Kerala was on high alert after a 12-year-old boy died of the deadly Nipah virus in Kozhikode, early this month. The State ramped up efforts to stop a potential outbreak, as health officials began to trace contacts and isolate hundreds of people who came into contact with the boy.
The virus has an estimated fatality rate of between 40% and 75%, according to the World Health Organisation (WHO), making it deadlier than the coronavirus.
The state dealt with Nipah in 2018, when more than a dozen people died from the virus. This time around, the concern is compounded by the fact that the state has grabbed national headlines in recent weeks for seeing the highest number of daily COVID-19 cases across India.
Nipah is a rare viral infection. Infected patients show symptoms of fever and respiratory problems in the early stages that quickly advance to fatal encephalitis (inflammation of the brain). Fruit bats or flying foxes of the Pteropodidae family are the natural host of the Nipah virus.

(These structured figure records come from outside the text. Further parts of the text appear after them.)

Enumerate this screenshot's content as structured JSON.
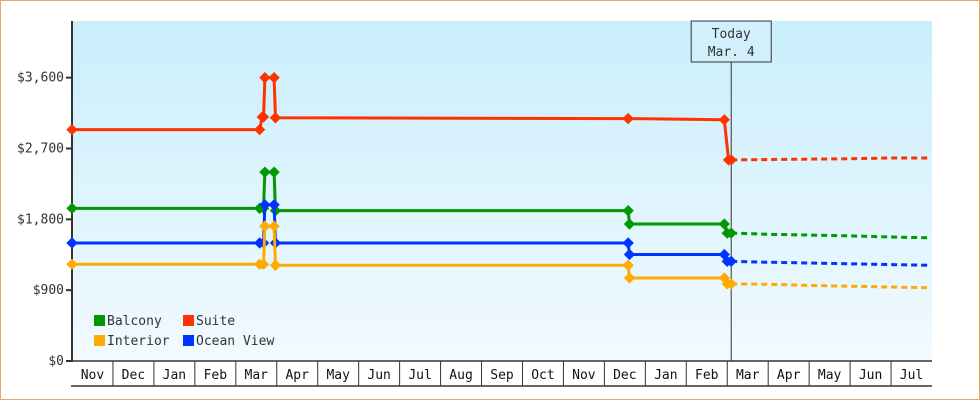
{
  "chart_data": {
    "type": "line",
    "x_axis": {
      "tick_labels": [
        "Nov",
        "Dec",
        "Jan",
        "Feb",
        "Mar",
        "Apr",
        "May",
        "Jun",
        "Jul",
        "Aug",
        "Sep",
        "Oct",
        "Nov",
        "Dec",
        "Jan",
        "Feb",
        "Mar",
        "Apr",
        "May",
        "Jun",
        "Jul"
      ]
    },
    "y_axis": {
      "ylim": [
        0,
        4320
      ],
      "ticks": [
        0,
        900,
        1800,
        2700,
        3600
      ],
      "tick_labels": [
        "$0",
        "$900",
        "$1,800",
        "$2,700",
        "$3,600"
      ]
    },
    "grid": false,
    "legend": {
      "placement": "bottom-left"
    },
    "today_marker": {
      "line1": "Today",
      "line2": "Mar. 4",
      "date": "Mar 4",
      "month_index": 16
    },
    "series": [
      {
        "name": "Suite",
        "color": "#ff3300",
        "points": [
          [
            "Nov 1",
            2940
          ],
          [
            "Mar 19",
            2940
          ],
          [
            "Mar 21",
            3100
          ],
          [
            "Mar 22",
            3100
          ],
          [
            "Mar 23",
            3600
          ],
          [
            "Mar 30",
            3600
          ],
          [
            "Mar 31",
            3090
          ],
          [
            "Dec 19",
            3080
          ],
          [
            "Feb 27",
            3065
          ],
          [
            "Mar 2",
            2555
          ],
          [
            "Mar 4",
            2555
          ]
        ],
        "forecast": [
          [
            "Mar 4",
            2555
          ],
          [
            "Apr 1",
            2560
          ],
          [
            "May 1",
            2565
          ],
          [
            "Jun 1",
            2570
          ],
          [
            "Jul 1",
            2580
          ],
          [
            "Jul 31",
            2580
          ]
        ]
      },
      {
        "name": "Balcony",
        "color": "#009900",
        "points": [
          [
            "Nov 1",
            1940
          ],
          [
            "Mar 19",
            1940
          ],
          [
            "Mar 22",
            1940
          ],
          [
            "Mar 23",
            2400
          ],
          [
            "Mar 30",
            2400
          ],
          [
            "Mar 31",
            1910
          ],
          [
            "Dec 19",
            1910
          ],
          [
            "Dec 20",
            1740
          ],
          [
            "Feb 27",
            1740
          ],
          [
            "Mar 1",
            1625
          ],
          [
            "Mar 4",
            1625
          ]
        ],
        "forecast": [
          [
            "Mar 4",
            1625
          ],
          [
            "Apr 1",
            1610
          ],
          [
            "May 1",
            1600
          ],
          [
            "Jun 1",
            1590
          ],
          [
            "Jul 1",
            1575
          ],
          [
            "Jul 31",
            1565
          ]
        ]
      },
      {
        "name": "Ocean View",
        "color": "#0033ff",
        "points": [
          [
            "Nov 1",
            1500
          ],
          [
            "Mar 19",
            1500
          ],
          [
            "Mar 22",
            1500
          ],
          [
            "Mar 23",
            1985
          ],
          [
            "Mar 30",
            1985
          ],
          [
            "Mar 31",
            1500
          ],
          [
            "Dec 19",
            1500
          ],
          [
            "Dec 20",
            1353
          ],
          [
            "Feb 27",
            1353
          ],
          [
            "Mar 1",
            1266
          ],
          [
            "Mar 4",
            1266
          ]
        ],
        "forecast": [
          [
            "Mar 4",
            1266
          ],
          [
            "Apr 1",
            1255
          ],
          [
            "May 1",
            1245
          ],
          [
            "Jun 1",
            1235
          ],
          [
            "Jul 1",
            1225
          ],
          [
            "Jul 31",
            1216
          ]
        ]
      },
      {
        "name": "Interior",
        "color": "#ffaa00",
        "points": [
          [
            "Nov 1",
            1229
          ],
          [
            "Mar 19",
            1229
          ],
          [
            "Mar 22",
            1229
          ],
          [
            "Mar 23",
            1713
          ],
          [
            "Mar 30",
            1713
          ],
          [
            "Mar 31",
            1216
          ],
          [
            "Dec 19",
            1216
          ],
          [
            "Dec 20",
            1055
          ],
          [
            "Feb 27",
            1055
          ],
          [
            "Mar 1",
            980
          ],
          [
            "Mar 4",
            980
          ]
        ],
        "forecast": [
          [
            "Mar 4",
            980
          ],
          [
            "Apr 1",
            975
          ],
          [
            "May 1",
            960
          ],
          [
            "Jun 1",
            950
          ],
          [
            "Jul 1",
            940
          ],
          [
            "Jul 31",
            930
          ]
        ]
      }
    ],
    "legend_entries": [
      "Balcony",
      "Suite",
      "Interior",
      "Ocean View"
    ]
  }
}
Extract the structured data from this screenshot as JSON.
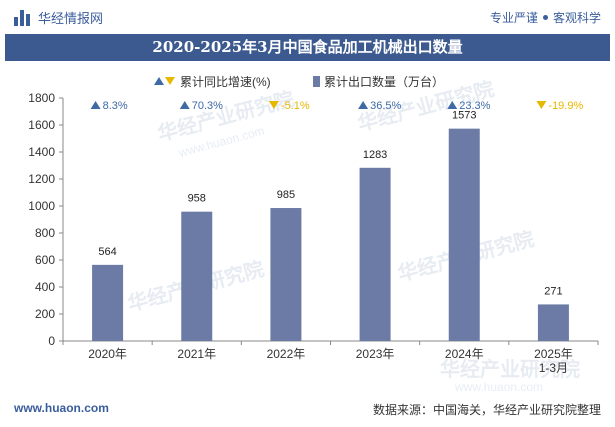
{
  "header": {
    "logo_text": "华经情报网",
    "right_text_1": "专业严谨",
    "right_text_2": "客观科学"
  },
  "title": "2020-2025年3月中国食品加工机械出口数量",
  "watermark": {
    "text": "华经产业研究院",
    "url": "www.huaon.com"
  },
  "footer": {
    "left": "www.huaon.com",
    "right": "数据来源：中国海关，华经产业研究院整理"
  },
  "colors": {
    "bar": "#6b7ba5",
    "up": "#3e6aa6",
    "down": "#e6b800",
    "title_bg": "#3c5a8f"
  },
  "chart_data": {
    "type": "bar",
    "categories": [
      "2020年",
      "2021年",
      "2022年",
      "2023年",
      "2024年",
      "2025年\n1-3月"
    ],
    "series": [
      {
        "name": "累计出口数量（万台）",
        "values": [
          564,
          958,
          985,
          1283,
          1573,
          271
        ]
      },
      {
        "name": "累计同比增速(%)",
        "values": [
          8.3,
          70.3,
          -5.1,
          36.5,
          23.3,
          -19.9
        ]
      }
    ],
    "growth_labels": [
      "8.3%",
      "70.3%",
      "-5.1%",
      "36.5%",
      "23.3%",
      "-19.9%"
    ],
    "ylim": [
      0,
      1800
    ],
    "yticks": [
      0,
      200,
      400,
      600,
      800,
      1000,
      1200,
      1400,
      1600,
      1800
    ],
    "legend_position": "top-center",
    "grid": false
  }
}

The WHO has listed Nipah as among the 10 priority pathogens requiring urgent research. The organisation takes into consideration the virus' ability to trigger lethal outbreaks and the non-availability of drugs against it.
What is Nipah?
Nipah is a zoonotic disease (zoonotic is a disease transmitted to humans from animals), spread by bats, pigs and infected people, according to the WHO. Outbreaks have been reported in Southeast Asia since 1998, when the virus was first identified in Malaysia. The 1998-99 outbreak spread from pigs to humans in Malaysia. It caused severe respiratory illness in pigs and encephalitic disease in humans. It killed 100 people and affected thousands of pigs. The Nipah virus has a mortality rate of 75%, according to the WHO.
How does it spread?
Fruit bats, the natural host of the Nipah virus, show no signs of infection. However, the virus spreads through the bats saliva or excreta. Humans and animals such as pigs become infected through contact or ingestion of materials contaminated with saliva or urine of such bats. In 2004, in Bangladesh, humans became infected after consuming date palm sap that had been contaminated by infected fruit bats. Humans also get affected when they come in contact with infected pigs or when they consume the meat of the animal. Human-to-human transmission happens through body fluids, including nasal or respiratory droplets, urine, or blood. Such transmission was recorded in Siliguri, West Bengal, in 2001, and in the 2018 outbreak in Kerala. In Siliguri, 75% of cases occurred among hospital staff or visitors.
What are the symptoms?
Symptoms typically present one to two weeks after exposure to the virus. Initial symptoms are flu-like. They include fever, headache, respiratory problems and muscle pain. This may be followed by neurological signs such as disorientation and dizziness. In severe cases, the infection can cause encephalitis, which is the inflammation of the brain, and eventually death. Survivors can have long-term neurological issues such as a seizure disorder or personality changes, according to the WHO.
What can be done to diagnose it?
According to the U.S. Centers for Disease Control and Prevention (CDC), during the early stages of the illness, laboratory testing can be conducted using real-time polymerase chain reaction (RT-PCR) from throat and nasal swabs, cerebrospinal fluid, urine, and blood. Later in the course of illness and after recovery, testing for antibodies is conducted using an enzyme-linked immunosorbent assay (ELISA).
What is the treatment?
There are no drugs or vaccine available against Nipah. The primary treatment is supportive care. Rest, hydration, and treatment of symptoms are advised. Individuals infected need to be hospitalised and isolated to avoid spread of disease to others. Identifying potential victims, testing them and treating them as early as possible are the way forward.
What should you do to protect yourself from Nipah?
- Avoid exposure to animals such as bats and pigs.
- Avoid eating fruits bitten by bats or that may have been contaminated by them.
- Avoid contact with infected people.
- Maintain personal hygiene. Practise handwashing regularly with soap and water.
- Consume only well-cooked, home-made food.
- Spread awareness among your friends and family members.